Progression of scoliosis in patients with spastic quadriplegia after the insertion of an intrathecal baclofen pump.Spine (Phila Pa 1976). 2007 Nov 15; 32(24):2745-50.S
Medical and radiographic review of 19 consecutive patients with spastic quadriplegia before and after intrathecal baclofen pump insertion with special attention paid to progression of scoliosis.
Many orthopedic surgeons who treat spastic quadriplegic patients have noticed a trend of marked scoliosis progression after the administration of intrathecal baclofen (ITB) via subcutaneous pump and catheter. The purpose of this study is to quantify scoliosis progression in this patient population before and after baclofen administration and compare this to published natural history data.
SUMMARY OF BACKGROUND DATA
The authors had noted rapid progression of scoliosis in spastic quadriplegic patients after intrathecal baclofen pump insertion. This had been noted at other centers, but no significant statistical analysis had been done comparing prepump to postpump scoliosis progression in these patients.
To document the magnitude and rate of scoliosis progressions after the placement of an ITB pump, the charts and radiographs of 19 consecutive nonambulatory patients with spastic quadriplegia and an ITB pump were reviewed. To document the rate of scoliosis progression, each patient had at least 2 pre and 2 postpump insertion spinal radiographs made. All radiographs were made with the patients in the supine position without orthoses. A board-certified orthopedic surgeon reviewed these radiographs. Skeletal maturity was assessed using Risser grading. Catheter tip location and rate of baclofen administration were recorded.
For 19 patients with complete radiographic data, average Cobb angles were 10.2 degrees before pump insertion and 25 degrees at an average of 20.9 months after pump insertion (P < 0.0001). These 19 patients had a mean rate of change in their Cobb angles of 1.825%/year before pump insertion and 10.95 degrees /year at an average of 23.9 months after pump insertion (P = 0.024). These results represent a 6-fold increase in the curve progression rate after pump insertion. There was no association between catheter tip location or rate of Baclofen infusion on curve progression.

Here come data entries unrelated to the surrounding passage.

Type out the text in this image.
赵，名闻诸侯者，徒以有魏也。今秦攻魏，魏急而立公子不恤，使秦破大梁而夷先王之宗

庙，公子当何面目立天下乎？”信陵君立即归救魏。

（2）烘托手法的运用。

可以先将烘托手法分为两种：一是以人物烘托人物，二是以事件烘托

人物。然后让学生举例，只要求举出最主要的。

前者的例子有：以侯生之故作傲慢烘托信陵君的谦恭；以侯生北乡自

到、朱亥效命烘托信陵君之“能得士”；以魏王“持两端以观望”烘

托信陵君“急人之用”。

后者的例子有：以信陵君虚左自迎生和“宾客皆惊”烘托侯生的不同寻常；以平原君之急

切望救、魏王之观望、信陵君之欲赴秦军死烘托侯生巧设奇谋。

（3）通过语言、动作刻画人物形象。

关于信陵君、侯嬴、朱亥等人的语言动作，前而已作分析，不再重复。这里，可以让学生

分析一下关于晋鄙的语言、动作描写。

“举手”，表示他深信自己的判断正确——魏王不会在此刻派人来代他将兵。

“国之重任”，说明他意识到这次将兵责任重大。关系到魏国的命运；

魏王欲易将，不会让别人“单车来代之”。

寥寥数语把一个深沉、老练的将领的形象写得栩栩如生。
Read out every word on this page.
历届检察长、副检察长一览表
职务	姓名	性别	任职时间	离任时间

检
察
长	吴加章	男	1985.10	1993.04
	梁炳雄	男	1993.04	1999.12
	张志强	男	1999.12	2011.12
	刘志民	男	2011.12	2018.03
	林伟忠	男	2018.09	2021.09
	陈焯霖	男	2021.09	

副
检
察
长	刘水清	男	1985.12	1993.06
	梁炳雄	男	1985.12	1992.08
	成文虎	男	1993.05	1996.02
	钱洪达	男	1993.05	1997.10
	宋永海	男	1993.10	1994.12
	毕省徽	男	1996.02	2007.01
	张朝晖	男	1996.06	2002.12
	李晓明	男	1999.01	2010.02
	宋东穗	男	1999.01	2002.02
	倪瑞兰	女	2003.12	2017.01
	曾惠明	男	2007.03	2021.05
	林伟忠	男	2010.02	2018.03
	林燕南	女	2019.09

In published data, the rate of progression of scoliosis in skeletally immature nonambulatory patients with cerebral palsy was 4.5 degrees /year. In this study, the average rate of progression of the scoliosis for the immature was 9.02 degrees /year. For the skeletally mature bed-ridden patients, the worst-case natural history progression was 4.4 degrees /year. The comparable rate of change in skeletally mature (Risser 5) nonambulatory patients (n = 6) in this study was 28.4 degrees /year. This study demonstrates a significant increase in the rate of scoliotic curve progression after ITB pump placement when compared with published natural history data. The evidence of the beneficial effects of ITB on spasticity has been confirmed, and as larger, prospective randomized studies are conducted, the authors think that support for continued use of this treatment will increase. However, early bracing and spinal fusion may be warranted to prevent significant increases in spinal deformity if scoliosis is anticipated to progress more than 10 degrees /yr for patients with spastic quadriplegia and ITB pump. The authors are now performing spinal fusions for curves that exceed 40 degrees to 50 degrees in the presence of an ITB pump as recommended by previous reviews of scoliosis and accompanying quadriplegia.